第17話 R
ボロスさんは、穏やかそうな笑顔の優しそうな中肉中背の中年男性だった。
良くも悪くも、敵対心の無さを感じさせる人だと思った。
マインがおじいさんの事やここに来るまでの事を説明する間、私はスフェルとイオルと部屋の隅で遊んでいた。
マインに呼ばれて椅子に座ると、金貨が幾ばくか置かれていた。
マインを見ると、私が魔法を付与した装飾品が売れた分け前だと言う。
私は要らないと首を振ったけれど、綺麗な笑顔で貰ってくれないなら友達をやめると脅されて渋々受け取った。
そのやり取りを見ていたボロスさんは、終始笑顔で生温く見守ってくれていた。
恥ずかしさに、下を向いたのは言うまでもない。
「ボロス、今後も付与無し付与あり共に買い取ってもらえますか?彼女との合作はこれからも作りたいんだ。」
マインは、当たり前のように一緒にいると言ってくれる。
そのことが嬉しくて、下を向いたままでそっとマインの袖を掴んだ。
マインが気付いて、手を握ってくれたから余計に顔を上げられなくなった。
「もちろん!むしろこちらからお願いしたいです。どうぞ、よろしくお願いしますね。」
ボロスさんの言葉に、マインが肩の力を抜いたのがわかった。
「あ、そうだ。あと、従魔術に詳しくて色々教えてくれる人とかいないかな?あの子たちのことを色々聞きたいんだ。」
マインがスフェルとイオルを見ながら、聞いていた。
「おりますが・・・その・・・まぁ、何と言いますか・・・信用できる変態・・・でもよろしいですか?」
聞いたことのある「信用できる変態」と言う言葉に、思い当たる人は一人。
あの人かぁ・・・思わずマインと顔を見合わせてため息をついた。
私とマインは、結局諦めてラスバルさんの元を訪ねる決心をした。
主に被害を被るのは、マインなので私はあまり気落ちしてはいないのだが・・・
店を出るときの見送りに出てくれたボロスさんから、ポンポンと肩を叩かれたマインがガクッと膝から崩れ落ちそうになっていた。

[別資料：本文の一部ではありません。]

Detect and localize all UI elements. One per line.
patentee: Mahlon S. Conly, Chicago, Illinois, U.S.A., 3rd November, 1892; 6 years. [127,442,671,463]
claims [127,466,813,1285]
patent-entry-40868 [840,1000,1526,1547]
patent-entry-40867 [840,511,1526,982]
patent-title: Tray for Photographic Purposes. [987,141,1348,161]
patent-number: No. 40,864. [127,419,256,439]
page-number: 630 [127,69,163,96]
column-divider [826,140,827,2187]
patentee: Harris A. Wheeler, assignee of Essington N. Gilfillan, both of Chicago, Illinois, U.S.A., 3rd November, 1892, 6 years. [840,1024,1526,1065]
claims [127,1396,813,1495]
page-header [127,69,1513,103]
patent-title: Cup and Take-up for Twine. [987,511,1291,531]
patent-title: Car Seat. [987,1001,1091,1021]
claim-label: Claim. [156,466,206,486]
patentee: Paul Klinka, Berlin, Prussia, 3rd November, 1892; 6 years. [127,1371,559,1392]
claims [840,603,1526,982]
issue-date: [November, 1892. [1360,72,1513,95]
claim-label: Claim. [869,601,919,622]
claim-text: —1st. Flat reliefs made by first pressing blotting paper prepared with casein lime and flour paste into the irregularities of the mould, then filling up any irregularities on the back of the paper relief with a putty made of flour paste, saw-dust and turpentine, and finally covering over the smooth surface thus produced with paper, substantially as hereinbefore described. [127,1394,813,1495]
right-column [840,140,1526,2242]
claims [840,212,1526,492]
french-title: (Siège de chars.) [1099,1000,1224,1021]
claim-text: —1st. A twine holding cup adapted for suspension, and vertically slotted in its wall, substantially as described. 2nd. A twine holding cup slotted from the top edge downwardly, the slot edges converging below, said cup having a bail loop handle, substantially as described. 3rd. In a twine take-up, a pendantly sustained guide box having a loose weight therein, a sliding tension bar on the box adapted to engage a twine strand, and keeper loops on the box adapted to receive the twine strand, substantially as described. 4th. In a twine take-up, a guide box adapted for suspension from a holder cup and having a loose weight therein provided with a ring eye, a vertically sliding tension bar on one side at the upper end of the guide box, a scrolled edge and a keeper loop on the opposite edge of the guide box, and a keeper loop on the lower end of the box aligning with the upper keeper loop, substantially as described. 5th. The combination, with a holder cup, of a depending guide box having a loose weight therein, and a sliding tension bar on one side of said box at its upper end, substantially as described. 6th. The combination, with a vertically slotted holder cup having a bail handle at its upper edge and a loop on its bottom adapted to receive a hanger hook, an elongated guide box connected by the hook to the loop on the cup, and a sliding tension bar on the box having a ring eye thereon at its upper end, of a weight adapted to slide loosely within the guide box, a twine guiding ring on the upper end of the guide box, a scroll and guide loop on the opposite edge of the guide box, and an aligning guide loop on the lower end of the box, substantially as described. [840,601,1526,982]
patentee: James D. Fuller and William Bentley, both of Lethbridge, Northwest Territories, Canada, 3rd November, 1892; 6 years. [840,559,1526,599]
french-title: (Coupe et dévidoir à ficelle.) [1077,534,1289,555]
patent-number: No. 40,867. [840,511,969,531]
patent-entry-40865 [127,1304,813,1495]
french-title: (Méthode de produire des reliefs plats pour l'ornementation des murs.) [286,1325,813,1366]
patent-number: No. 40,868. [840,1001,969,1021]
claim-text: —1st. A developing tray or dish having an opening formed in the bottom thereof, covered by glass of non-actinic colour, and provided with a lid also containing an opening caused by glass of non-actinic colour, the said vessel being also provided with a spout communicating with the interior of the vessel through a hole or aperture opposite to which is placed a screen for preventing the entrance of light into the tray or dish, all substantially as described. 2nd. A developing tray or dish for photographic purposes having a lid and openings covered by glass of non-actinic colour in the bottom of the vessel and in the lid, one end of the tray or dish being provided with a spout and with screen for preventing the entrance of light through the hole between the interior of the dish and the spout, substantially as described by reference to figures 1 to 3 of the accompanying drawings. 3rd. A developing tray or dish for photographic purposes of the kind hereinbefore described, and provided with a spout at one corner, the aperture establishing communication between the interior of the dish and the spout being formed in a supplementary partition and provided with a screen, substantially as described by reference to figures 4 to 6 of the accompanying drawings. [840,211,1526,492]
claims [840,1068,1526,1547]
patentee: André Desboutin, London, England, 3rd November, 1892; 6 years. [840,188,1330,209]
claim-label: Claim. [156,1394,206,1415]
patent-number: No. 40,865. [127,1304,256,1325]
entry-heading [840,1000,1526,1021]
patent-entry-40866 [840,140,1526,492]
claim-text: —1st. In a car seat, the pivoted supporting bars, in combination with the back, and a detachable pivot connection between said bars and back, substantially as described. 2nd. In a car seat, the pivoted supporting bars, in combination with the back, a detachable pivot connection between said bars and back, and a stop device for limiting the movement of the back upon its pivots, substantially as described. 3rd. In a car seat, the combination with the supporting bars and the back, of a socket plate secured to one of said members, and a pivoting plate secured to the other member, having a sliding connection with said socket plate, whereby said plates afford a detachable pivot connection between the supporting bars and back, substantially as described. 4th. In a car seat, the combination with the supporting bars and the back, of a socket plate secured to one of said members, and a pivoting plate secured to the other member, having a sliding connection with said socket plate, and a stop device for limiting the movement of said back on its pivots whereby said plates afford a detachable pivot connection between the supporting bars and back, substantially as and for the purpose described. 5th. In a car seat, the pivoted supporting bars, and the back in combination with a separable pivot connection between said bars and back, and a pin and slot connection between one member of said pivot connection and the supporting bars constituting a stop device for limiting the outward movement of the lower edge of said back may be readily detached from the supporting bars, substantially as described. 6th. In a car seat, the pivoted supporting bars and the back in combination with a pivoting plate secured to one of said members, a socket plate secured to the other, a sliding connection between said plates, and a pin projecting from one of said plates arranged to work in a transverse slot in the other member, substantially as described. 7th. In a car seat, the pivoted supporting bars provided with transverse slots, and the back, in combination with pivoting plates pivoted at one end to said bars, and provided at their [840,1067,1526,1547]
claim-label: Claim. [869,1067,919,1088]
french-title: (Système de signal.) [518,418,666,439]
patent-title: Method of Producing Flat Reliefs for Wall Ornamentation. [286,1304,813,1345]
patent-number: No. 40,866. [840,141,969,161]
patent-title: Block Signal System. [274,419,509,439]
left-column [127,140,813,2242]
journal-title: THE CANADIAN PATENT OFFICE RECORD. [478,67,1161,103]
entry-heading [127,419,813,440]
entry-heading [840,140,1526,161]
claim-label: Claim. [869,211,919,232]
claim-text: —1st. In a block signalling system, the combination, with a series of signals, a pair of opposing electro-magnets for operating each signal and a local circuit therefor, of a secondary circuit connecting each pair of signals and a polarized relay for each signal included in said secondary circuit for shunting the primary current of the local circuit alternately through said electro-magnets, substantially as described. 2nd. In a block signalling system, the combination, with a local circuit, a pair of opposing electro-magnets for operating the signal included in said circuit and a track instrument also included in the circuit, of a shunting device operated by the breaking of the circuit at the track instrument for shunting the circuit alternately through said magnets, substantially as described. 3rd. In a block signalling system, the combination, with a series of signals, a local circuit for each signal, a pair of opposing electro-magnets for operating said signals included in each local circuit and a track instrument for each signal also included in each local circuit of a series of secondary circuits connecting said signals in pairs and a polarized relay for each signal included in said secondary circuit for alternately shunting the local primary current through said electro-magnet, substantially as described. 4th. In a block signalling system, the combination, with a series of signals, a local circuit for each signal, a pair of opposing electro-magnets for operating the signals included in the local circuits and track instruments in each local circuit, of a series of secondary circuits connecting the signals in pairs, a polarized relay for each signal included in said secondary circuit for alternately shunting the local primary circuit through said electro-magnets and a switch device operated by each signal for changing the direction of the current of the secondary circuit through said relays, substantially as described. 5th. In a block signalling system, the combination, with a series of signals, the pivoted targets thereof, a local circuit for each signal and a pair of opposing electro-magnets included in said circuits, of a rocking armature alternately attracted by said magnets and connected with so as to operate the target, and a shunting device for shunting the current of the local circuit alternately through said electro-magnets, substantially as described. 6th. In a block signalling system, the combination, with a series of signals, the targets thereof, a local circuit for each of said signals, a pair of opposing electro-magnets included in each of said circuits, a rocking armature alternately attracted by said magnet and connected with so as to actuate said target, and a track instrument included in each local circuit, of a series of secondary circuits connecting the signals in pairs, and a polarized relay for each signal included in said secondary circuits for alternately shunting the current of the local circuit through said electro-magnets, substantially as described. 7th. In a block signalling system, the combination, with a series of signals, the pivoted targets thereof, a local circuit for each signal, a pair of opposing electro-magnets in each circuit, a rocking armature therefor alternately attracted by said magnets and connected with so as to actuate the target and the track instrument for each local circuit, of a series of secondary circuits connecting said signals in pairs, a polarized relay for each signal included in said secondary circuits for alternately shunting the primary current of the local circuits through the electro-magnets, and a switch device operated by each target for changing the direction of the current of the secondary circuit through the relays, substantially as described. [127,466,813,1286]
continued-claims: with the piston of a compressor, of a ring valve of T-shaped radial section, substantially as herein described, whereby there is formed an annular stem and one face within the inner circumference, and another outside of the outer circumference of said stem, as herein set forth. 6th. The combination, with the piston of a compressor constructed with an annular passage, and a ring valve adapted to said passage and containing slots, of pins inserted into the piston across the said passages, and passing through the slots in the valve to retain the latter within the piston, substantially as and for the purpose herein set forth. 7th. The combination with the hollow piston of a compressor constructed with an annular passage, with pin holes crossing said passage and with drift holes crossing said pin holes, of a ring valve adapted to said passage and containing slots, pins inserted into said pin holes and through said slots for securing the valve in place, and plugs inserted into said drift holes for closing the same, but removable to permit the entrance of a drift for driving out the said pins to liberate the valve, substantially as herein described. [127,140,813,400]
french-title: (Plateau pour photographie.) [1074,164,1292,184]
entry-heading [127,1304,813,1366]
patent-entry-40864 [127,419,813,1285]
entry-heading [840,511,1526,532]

そして、そのマインの沈み込み方が、えぐいことになっている・・・
目が笑ってない、繋いだ手が冷たい、声がいつもより低い。
テクテクあるくイオル、トボトボ歩くマイン、呑気に腕の中で寝ているスフェル、どうしてあげたらいいかわからない私。
2人と2匹は、ボロスさんの店から門兵の詰め所までを無言で歩いた。
程なく辿り着いた詰め所の前で、マインは3回深呼吸をしていた。
「こんにちわ・・・ラスバルさんはいますか?」
マインの声が、消え入りそうになったことなど見たことが無かった。
珍しいものを見たような顔で詰め所にいた兵士5人から、無遠慮な視線を投げられてやや辟易した。
すぐに奥の扉から、色々な汁が付いたエルフの綺麗な顔が出てきた。
彼はすぐに引っ込んで、またすぐに綺麗な顔のすました表情で出てきた。
「失礼したね。従魔と遊んでいてね。さて、いらっしゃい。」
副隊長室と書かれた扉の部屋に、案内されて躊躇しながらも入ることにした。
すぐにお茶が運ばれていて、広くてフワフワの床とふかふかの椅子に緊張しながらも頂いた。
「それで、用件は?私は、用事が無くても大歓迎なのだけれど・・・その2匹の事かな?」
この爽やかな笑顔の美丈夫に対しての、変態についての証言は2つ。
1つ目、口ひげ門兵さんからの証言。
「長身で細身の気の強そうな、成人前の女性が好みで妙に纏わりついてくるから気をつけろ。」とのこと。
これには、マインが当てはまる。
2つ目、商人ボロスさんからの証言。
「鳥類、偶蹄類、犬系、猫系関係なく、節操なしのモフモフ好き。女性よりむしろモフモフの方が好きかもしれないから気を付けてください。」とのこと。
スフェルとイオルが当てはまる。
つまり私だけのけ者な訳だが、ある意味ありがたいのけ者だと言うことが申し訳ない。
全く敵意の無い笑顔を見ながら、一種の恐怖をほんのりと抱いた私だった。